ベタインは栄養素の消化と利用に影響を与えます。豚や家禽の研究では、ベタインが回腸や消化管全体の乾物や有機物の消化率を改善できることがわかっています。ブロイラー飼料中のベタインのレベルを0.05%から0.10%に上げると、粗タンパク質の消化率が向上し、粗繊維の消化率が大幅に向上します。子豚に関する研究では、ベタインがアミノ酸の回腸消化率を高め、回腸および消化管全体の中性デタージェント繊維と酸性デタージェント繊維の消化率を高めることができることがわかっています。豚や家禽の腸細胞は繊維分解酵素を生成しないため、消化管繊維の消化能力の増加は、ベタインが腸内細菌による繊維の発酵を刺激する可能性があることを示しています。
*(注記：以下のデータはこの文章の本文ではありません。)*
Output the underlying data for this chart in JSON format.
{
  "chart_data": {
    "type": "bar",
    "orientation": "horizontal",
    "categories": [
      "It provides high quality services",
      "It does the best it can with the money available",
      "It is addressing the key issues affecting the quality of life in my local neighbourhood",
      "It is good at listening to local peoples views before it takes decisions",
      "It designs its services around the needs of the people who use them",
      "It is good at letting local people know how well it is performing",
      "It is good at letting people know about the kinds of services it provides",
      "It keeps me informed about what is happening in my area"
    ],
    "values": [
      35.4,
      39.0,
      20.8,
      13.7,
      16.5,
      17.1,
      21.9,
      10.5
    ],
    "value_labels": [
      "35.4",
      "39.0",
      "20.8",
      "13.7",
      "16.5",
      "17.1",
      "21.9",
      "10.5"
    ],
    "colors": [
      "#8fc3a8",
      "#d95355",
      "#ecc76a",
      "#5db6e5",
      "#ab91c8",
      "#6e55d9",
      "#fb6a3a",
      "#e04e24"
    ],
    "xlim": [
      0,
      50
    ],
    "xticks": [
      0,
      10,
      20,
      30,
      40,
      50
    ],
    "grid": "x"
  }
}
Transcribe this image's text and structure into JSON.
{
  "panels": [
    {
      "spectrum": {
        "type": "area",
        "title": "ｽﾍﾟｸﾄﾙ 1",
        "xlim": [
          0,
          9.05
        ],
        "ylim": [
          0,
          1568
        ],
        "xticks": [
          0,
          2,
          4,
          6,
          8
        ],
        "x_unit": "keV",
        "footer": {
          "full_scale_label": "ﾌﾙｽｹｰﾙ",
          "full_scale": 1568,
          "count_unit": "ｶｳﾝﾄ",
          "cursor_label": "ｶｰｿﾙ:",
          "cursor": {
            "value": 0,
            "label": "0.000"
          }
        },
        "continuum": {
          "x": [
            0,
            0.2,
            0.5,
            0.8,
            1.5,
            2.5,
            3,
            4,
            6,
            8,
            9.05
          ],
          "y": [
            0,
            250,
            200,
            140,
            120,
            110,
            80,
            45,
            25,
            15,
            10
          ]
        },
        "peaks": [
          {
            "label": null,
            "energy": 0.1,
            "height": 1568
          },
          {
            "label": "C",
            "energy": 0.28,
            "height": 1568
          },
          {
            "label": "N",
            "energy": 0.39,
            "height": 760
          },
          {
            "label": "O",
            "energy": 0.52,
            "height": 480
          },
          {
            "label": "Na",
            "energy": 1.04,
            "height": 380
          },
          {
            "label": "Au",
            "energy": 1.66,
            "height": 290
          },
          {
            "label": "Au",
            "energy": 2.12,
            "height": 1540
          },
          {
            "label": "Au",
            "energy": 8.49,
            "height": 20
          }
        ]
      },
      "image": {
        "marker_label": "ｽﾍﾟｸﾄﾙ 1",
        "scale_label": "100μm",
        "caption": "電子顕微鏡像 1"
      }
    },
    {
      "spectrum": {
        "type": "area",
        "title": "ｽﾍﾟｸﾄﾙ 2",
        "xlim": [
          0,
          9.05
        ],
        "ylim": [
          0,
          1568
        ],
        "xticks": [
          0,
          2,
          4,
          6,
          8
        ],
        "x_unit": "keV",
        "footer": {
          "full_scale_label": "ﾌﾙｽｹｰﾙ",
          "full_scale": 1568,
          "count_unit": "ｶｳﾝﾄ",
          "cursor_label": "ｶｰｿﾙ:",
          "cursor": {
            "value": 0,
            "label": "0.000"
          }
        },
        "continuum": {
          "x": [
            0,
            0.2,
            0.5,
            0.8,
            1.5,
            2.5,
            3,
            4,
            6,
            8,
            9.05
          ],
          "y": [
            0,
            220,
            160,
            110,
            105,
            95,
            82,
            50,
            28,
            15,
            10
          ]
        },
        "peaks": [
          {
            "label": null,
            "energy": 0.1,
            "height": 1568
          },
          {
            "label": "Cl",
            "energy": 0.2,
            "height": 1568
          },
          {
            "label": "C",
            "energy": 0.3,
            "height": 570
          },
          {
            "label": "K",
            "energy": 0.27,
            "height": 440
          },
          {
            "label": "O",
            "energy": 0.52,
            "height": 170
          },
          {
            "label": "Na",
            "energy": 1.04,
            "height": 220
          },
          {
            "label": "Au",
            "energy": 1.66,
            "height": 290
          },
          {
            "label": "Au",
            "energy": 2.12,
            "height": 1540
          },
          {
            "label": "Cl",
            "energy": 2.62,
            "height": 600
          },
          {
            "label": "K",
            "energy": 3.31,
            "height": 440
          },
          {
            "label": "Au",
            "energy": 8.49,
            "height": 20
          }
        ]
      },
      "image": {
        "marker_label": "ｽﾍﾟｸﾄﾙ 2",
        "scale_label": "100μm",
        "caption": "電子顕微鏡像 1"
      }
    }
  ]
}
浸透圧調整とは、水の流入と流出を調節することによって細胞の構造と機能を維持することを指します。浸透圧調節剤として、ベタインは腸細胞の形態と機能を維持する上で重要な役割を果たします。細胞の水分含有量の変化はイオン強度に影響を及ぼし、それが細胞内の酵素とタンパク質の構造に影響を及ぼします。ベタインは、浸透圧とイオン圧にさらされた細胞の細胞小器官に蓄積して無機イオンを置換し、それによって細胞内の酵素と細胞膜を無機イオンによる損傷から保護します。
ベタインはまた、高浸透圧下の細胞の体積と細胞内の遊離水の含有量を増加させ、それによって細胞の正常な増殖能力を維持することができます。栄養素の吸収は無傷の腸上皮に依存するため、ベタインの浸透圧調整効果も栄養素の消化を改善する可能性があります。腸細胞と同様に、腸内微生物もさまざまな浸透圧条件にさらされます。ベタインは、多くのグラム陰性菌とグラム陽性菌で浸透圧調節効果を発揮し、微生物が浸透圧ストレスに抵抗するのを助けます。